Sen. John Cornyn (R-Texas) refused to commit to supporting Attorney General Ken Paxton in November if the Trump-endorsed challenger wins the upcoming GOP Senate runoff, signaling a deepening rift within the Texas Republican Party.
In an interview Sunday on NewsNation's The Hill Sunday, host Chris Stirewalt pressed Cornyn on past remarks that Paxton is unfit for the Senate. Stirewalt asked how GOP voters should square that with the party's usual call to back the nominee.
“Well, I happen to ask these speculative questions about November, but I expect to be the nominee of the party, so I don’t expect to ever have to deal with that,” Cornyn replied. He framed the primary as a “robust family fight” and stressed the need for unity to defeat Democratic nominee James Talarico.

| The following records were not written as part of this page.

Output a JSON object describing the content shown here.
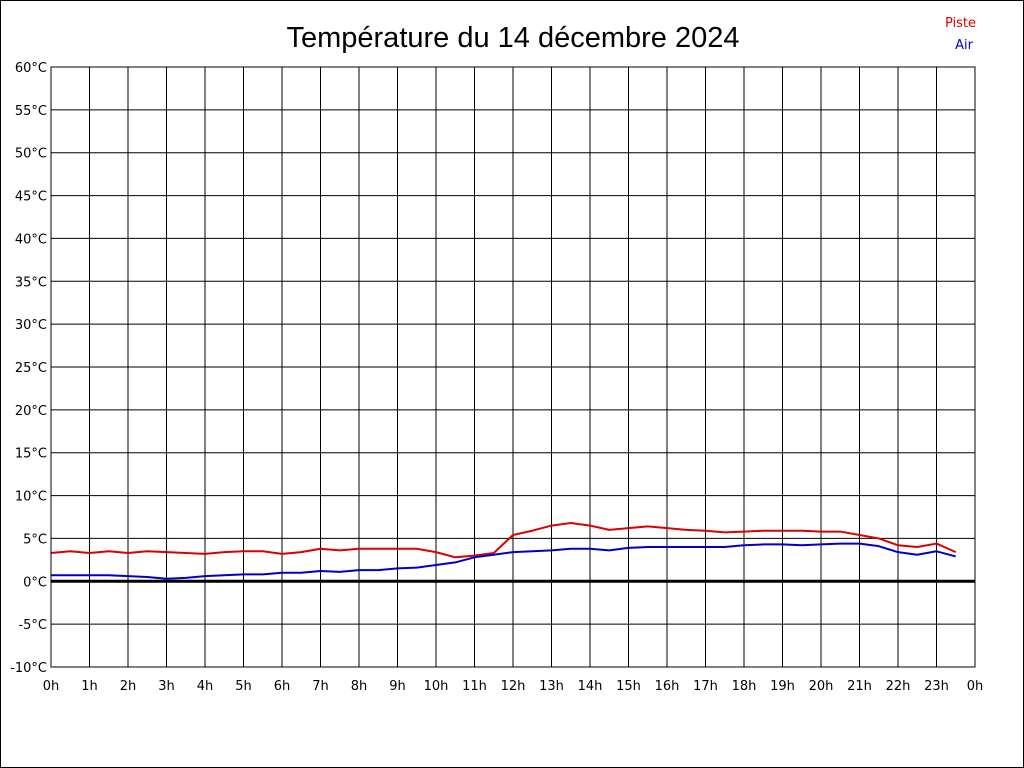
{
  "chart_data": {
    "type": "line",
    "title": "Température du 14 décembre 2024",
    "xlabel": "",
    "ylabel": "",
    "x_ticks": [
      "0h",
      "1h",
      "2h",
      "3h",
      "4h",
      "5h",
      "6h",
      "7h",
      "8h",
      "9h",
      "10h",
      "11h",
      "12h",
      "13h",
      "14h",
      "15h",
      "16h",
      "17h",
      "18h",
      "19h",
      "20h",
      "21h",
      "22h",
      "23h",
      "0h"
    ],
    "y_ticks": [
      "60°C",
      "55°C",
      "50°C",
      "45°C",
      "40°C",
      "35°C",
      "30°C",
      "25°C",
      "20°C",
      "15°C",
      "10°C",
      "5°C",
      "0°C",
      "-5°C",
      "-10°C"
    ],
    "xlim": [
      0,
      24
    ],
    "ylim": [
      -10,
      60
    ],
    "grid": true,
    "zero_line": true,
    "legend_position": "top-right",
    "series": [
      {
        "name": "Piste",
        "color": "#dd0000",
        "x": [
          0,
          0.5,
          1,
          1.5,
          2,
          2.5,
          3,
          3.5,
          4,
          4.5,
          5,
          5.5,
          6,
          6.5,
          7,
          7.5,
          8,
          8.5,
          9,
          9.5,
          10,
          10.5,
          11,
          11.5,
          12,
          12.5,
          13,
          13.5,
          14,
          14.5,
          15,
          15.5,
          16,
          16.5,
          17,
          17.5,
          18,
          18.5,
          19,
          19.5,
          20,
          20.5,
          21,
          21.5,
          22,
          22.5,
          23,
          23.5
        ],
        "values": [
          3.3,
          3.5,
          3.3,
          3.5,
          3.3,
          3.5,
          3.4,
          3.3,
          3.2,
          3.4,
          3.5,
          3.5,
          3.2,
          3.4,
          3.8,
          3.6,
          3.8,
          3.8,
          3.8,
          3.8,
          3.4,
          2.8,
          3.0,
          3.3,
          5.4,
          5.9,
          6.5,
          6.8,
          6.5,
          6.0,
          6.2,
          6.4,
          6.2,
          6.0,
          5.9,
          5.7,
          5.8,
          5.9,
          5.9,
          5.9,
          5.8,
          5.8,
          5.4,
          5.0,
          4.2,
          4.0,
          4.4,
          3.4
        ]
      },
      {
        "name": "Air",
        "color": "#0000cc",
        "x": [
          0,
          0.5,
          1,
          1.5,
          2,
          2.5,
          3,
          3.5,
          4,
          4.5,
          5,
          5.5,
          6,
          6.5,
          7,
          7.5,
          8,
          8.5,
          9,
          9.5,
          10,
          10.5,
          11,
          11.5,
          12,
          12.5,
          13,
          13.5,
          14,
          14.5,
          15,
          15.5,
          16,
          16.5,
          17,
          17.5,
          18,
          18.5,
          19,
          19.5,
          20,
          20.5,
          21,
          21.5,
          22,
          22.5,
          23,
          23.5
        ],
        "values": [
          0.7,
          0.7,
          0.7,
          0.7,
          0.6,
          0.5,
          0.3,
          0.4,
          0.6,
          0.7,
          0.8,
          0.8,
          1.0,
          1.0,
          1.2,
          1.1,
          1.3,
          1.3,
          1.5,
          1.6,
          1.9,
          2.2,
          2.8,
          3.1,
          3.4,
          3.5,
          3.6,
          3.8,
          3.8,
          3.6,
          3.9,
          4.0,
          4.0,
          4.0,
          4.0,
          4.0,
          4.2,
          4.3,
          4.3,
          4.2,
          4.3,
          4.4,
          4.4,
          4.1,
          3.4,
          3.1,
          3.5,
          2.9
        ]
      }
    ]
  }
}
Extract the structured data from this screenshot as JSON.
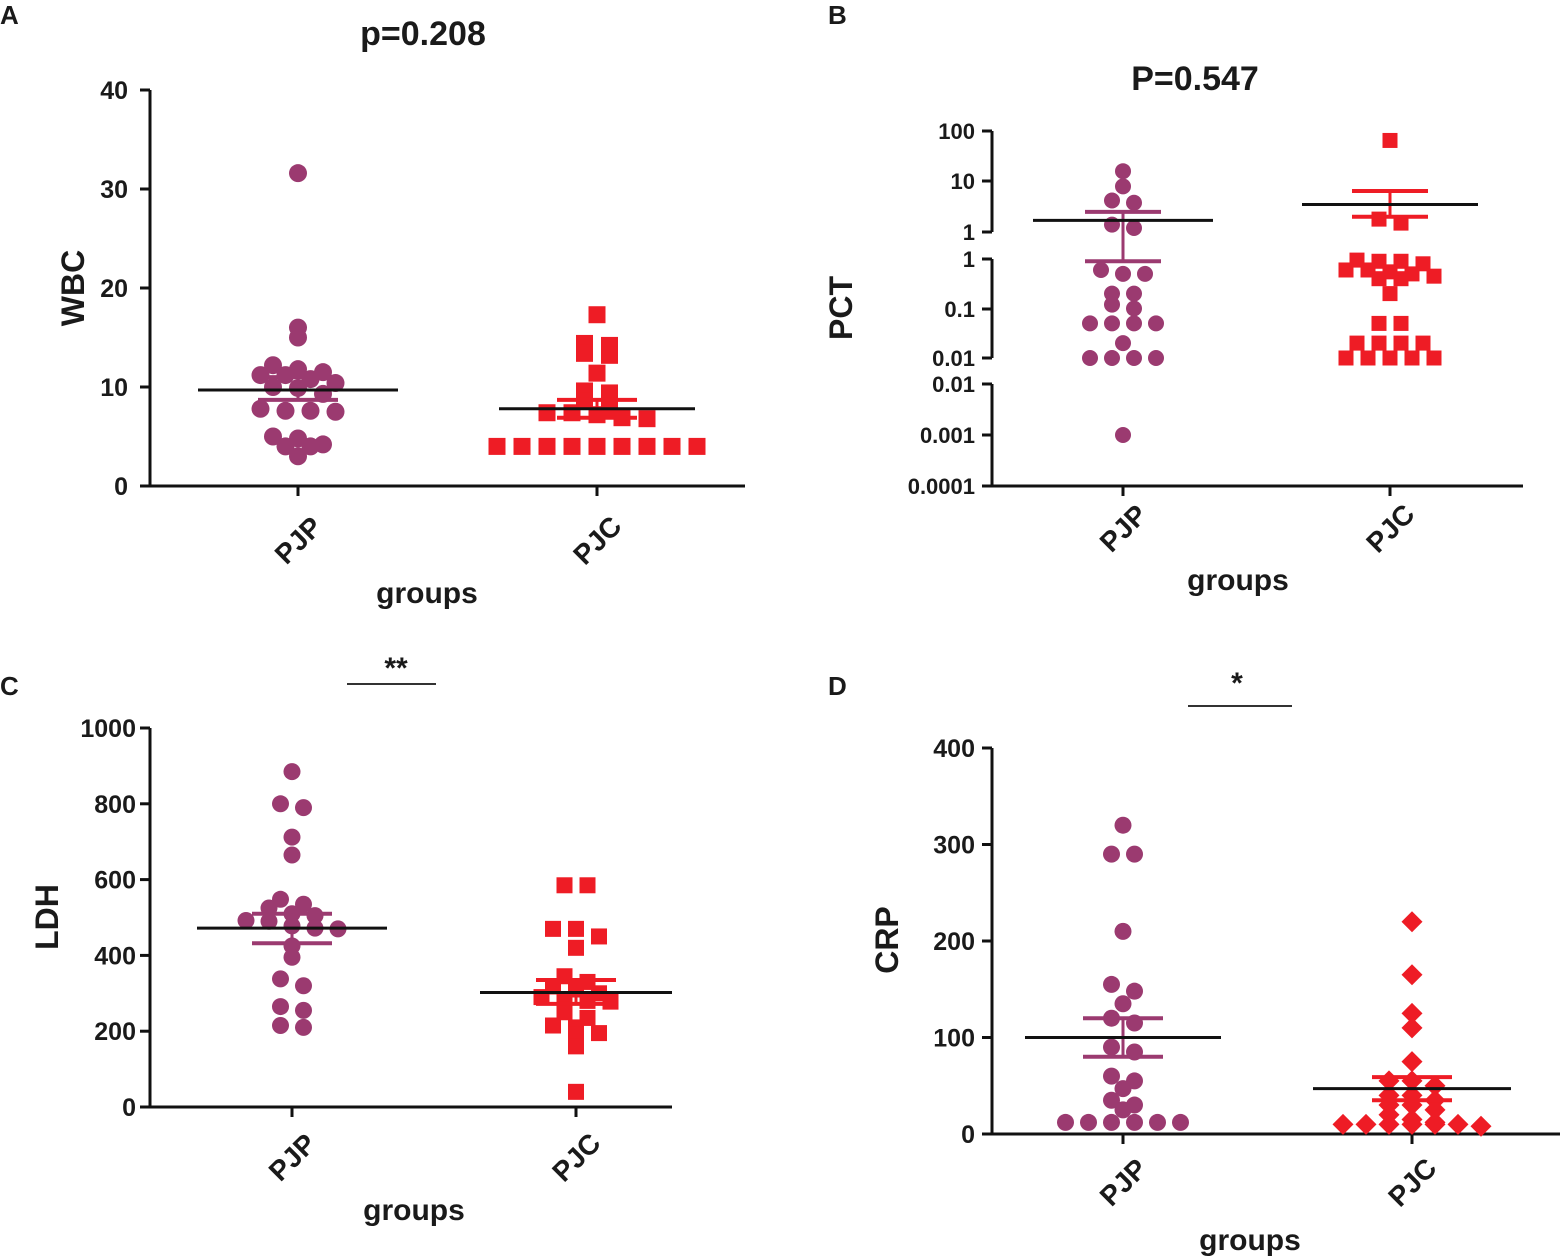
{
  "colors": {
    "pjp": "#9b3a70",
    "pjc": "#ee1c25",
    "mean_line": "#111111"
  },
  "chart_data": [
    {
      "panel": "A",
      "type": "scatter",
      "title": "p=0.208",
      "xlabel": "groups",
      "ylabel": "WBC",
      "categories": [
        "PJP",
        "PJC"
      ],
      "ylim": [
        0,
        40
      ],
      "yticks": [
        "0",
        "10",
        "20",
        "30",
        "40"
      ],
      "series": [
        {
          "name": "PJP",
          "marker": "circle",
          "mean": 9.7,
          "sem": [
            8.7,
            11.0
          ],
          "values": [
            31.6,
            16.0,
            15.0,
            12.2,
            11.8,
            11.5,
            11.2,
            11.2,
            10.8,
            10.4,
            10.0,
            9.9,
            9.3,
            7.8,
            7.6,
            7.6,
            7.5,
            5.0,
            4.8,
            4.2,
            4.0,
            4.0,
            3.0
          ]
        },
        {
          "name": "PJC",
          "marker": "square",
          "mean": 7.8,
          "sem": [
            6.9,
            8.7
          ],
          "values": [
            17.3,
            14.4,
            14.2,
            13.4,
            13.2,
            11.4,
            9.6,
            9.4,
            8.6,
            7.8,
            7.4,
            7.4,
            7.2,
            6.9,
            6.8,
            4.0,
            4.0,
            4.0,
            4.0,
            4.0,
            4.0,
            4.0,
            4.0,
            4.0
          ]
        }
      ]
    },
    {
      "panel": "B",
      "type": "scatter",
      "title": "P=0.547",
      "xlabel": "groups",
      "ylabel": "PCT",
      "categories": [
        "PJP",
        "PJC"
      ],
      "yscale": "log (segmented, broken axis)",
      "ytick_labels": [
        "100",
        "10",
        "1",
        "1",
        "0.1",
        "0.01",
        "0.01",
        "0.001",
        "0.0001"
      ],
      "series": [
        {
          "name": "PJP",
          "marker": "circle",
          "mean": 1.7,
          "sem": [
            0.9,
            2.5
          ],
          "values": [
            16,
            8,
            4.2,
            3.8,
            1.4,
            1.2,
            0.6,
            0.5,
            0.5,
            0.2,
            0.2,
            0.12,
            0.1,
            0.05,
            0.05,
            0.05,
            0.05,
            0.02,
            0.01,
            0.01,
            0.01,
            0.01,
            0.001
          ]
        },
        {
          "name": "PJC",
          "marker": "square",
          "mean": 3.5,
          "sem": [
            2.0,
            6.5
          ],
          "values": [
            65,
            1.8,
            1.5,
            0.95,
            0.9,
            0.9,
            0.8,
            0.6,
            0.6,
            0.55,
            0.5,
            0.45,
            0.4,
            0.4,
            0.2,
            0.05,
            0.05,
            0.02,
            0.02,
            0.02,
            0.02,
            0.01,
            0.01,
            0.01,
            0.01,
            0.01
          ]
        }
      ]
    },
    {
      "panel": "C",
      "type": "scatter",
      "title": "",
      "significance": "**",
      "xlabel": "groups",
      "ylabel": "LDH",
      "categories": [
        "PJP",
        "PJC"
      ],
      "ylim": [
        0,
        1000
      ],
      "yticks": [
        "0",
        "200",
        "400",
        "600",
        "800",
        "1000"
      ],
      "series": [
        {
          "name": "PJP",
          "marker": "circle",
          "mean": 472,
          "sem": [
            432,
            510
          ],
          "values": [
            885,
            800,
            790,
            712,
            665,
            548,
            535,
            525,
            510,
            505,
            492,
            490,
            478,
            472,
            470,
            425,
            395,
            338,
            320,
            265,
            255,
            215,
            210
          ]
        },
        {
          "name": "PJC",
          "marker": "square",
          "mean": 302,
          "sem": [
            272,
            335
          ],
          "values": [
            585,
            585,
            470,
            470,
            450,
            420,
            345,
            330,
            318,
            310,
            300,
            290,
            285,
            280,
            278,
            250,
            235,
            215,
            210,
            195,
            190,
            160,
            40
          ]
        }
      ]
    },
    {
      "panel": "D",
      "type": "scatter",
      "title": "",
      "significance": "*",
      "xlabel": "groups",
      "ylabel": "CRP",
      "categories": [
        "PJP",
        "PJC"
      ],
      "ylim": [
        0,
        400
      ],
      "yticks": [
        "0",
        "100",
        "200",
        "300",
        "400"
      ],
      "series": [
        {
          "name": "PJP",
          "marker": "circle",
          "mean": 100,
          "sem": [
            80,
            120
          ],
          "values": [
            320,
            290,
            290,
            210,
            155,
            148,
            135,
            120,
            115,
            90,
            85,
            60,
            55,
            47,
            35,
            30,
            25,
            12,
            12,
            12,
            12,
            12,
            12
          ]
        },
        {
          "name": "PJC",
          "marker": "diamond",
          "mean": 47,
          "sem": [
            35,
            59
          ],
          "values": [
            220,
            165,
            125,
            110,
            75,
            55,
            55,
            50,
            40,
            40,
            35,
            30,
            30,
            25,
            20,
            15,
            12,
            10,
            10,
            10,
            10,
            10,
            10,
            8
          ]
        }
      ]
    }
  ]
}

“But I think people are asking me about something that’s never going to happen, that’s the reason I framed it the way I did,” Cornyn added.
The senator's evasiveness comes after former President Donald Trump endorsed Paxton on Tuesday, praising the attorney general as a “true MAGA Warrior” while calling Cornyn a “good man.” Trump noted that Cornyn was “very late” in backing his 2016 and 2020 campaigns, contrasting Paxton's early loyalty.
Cornyn, who has previously said Trump's time had “passed him by” in 2023, dismissed the endorsement as part of the political process. He noted that unlike Rep. Thomas Massie (R-Ky.) or Sen. Bill Cassidy (R-La.), who faced Trump-backed primary challengers after criticizing the president, his own race remains competitive.
“So I’ll continue to vote in that same way, but sometimes the president needs a little help when, particularly, we’re dealing with the midterms here,” Cornyn said, adding that the next two years are “critical” for Trump's agenda.
Paxton has questioned Cornyn's loyalty to Trump, pointing to the senator's 2022 vote for a bipartisan gun safety bill after the Uvalde school shooting. The runoff, set for May, will determine who faces Talarico in a safely Republican seat.
The race highlights broader GOP tensions reminiscent of historical primary battles, such as Reagan's 1976 challenge that reshaped the party. Meanwhile, Trump's foreign policy moves, including Netanyahu backing the president on Iran, continue to dominate national headlines.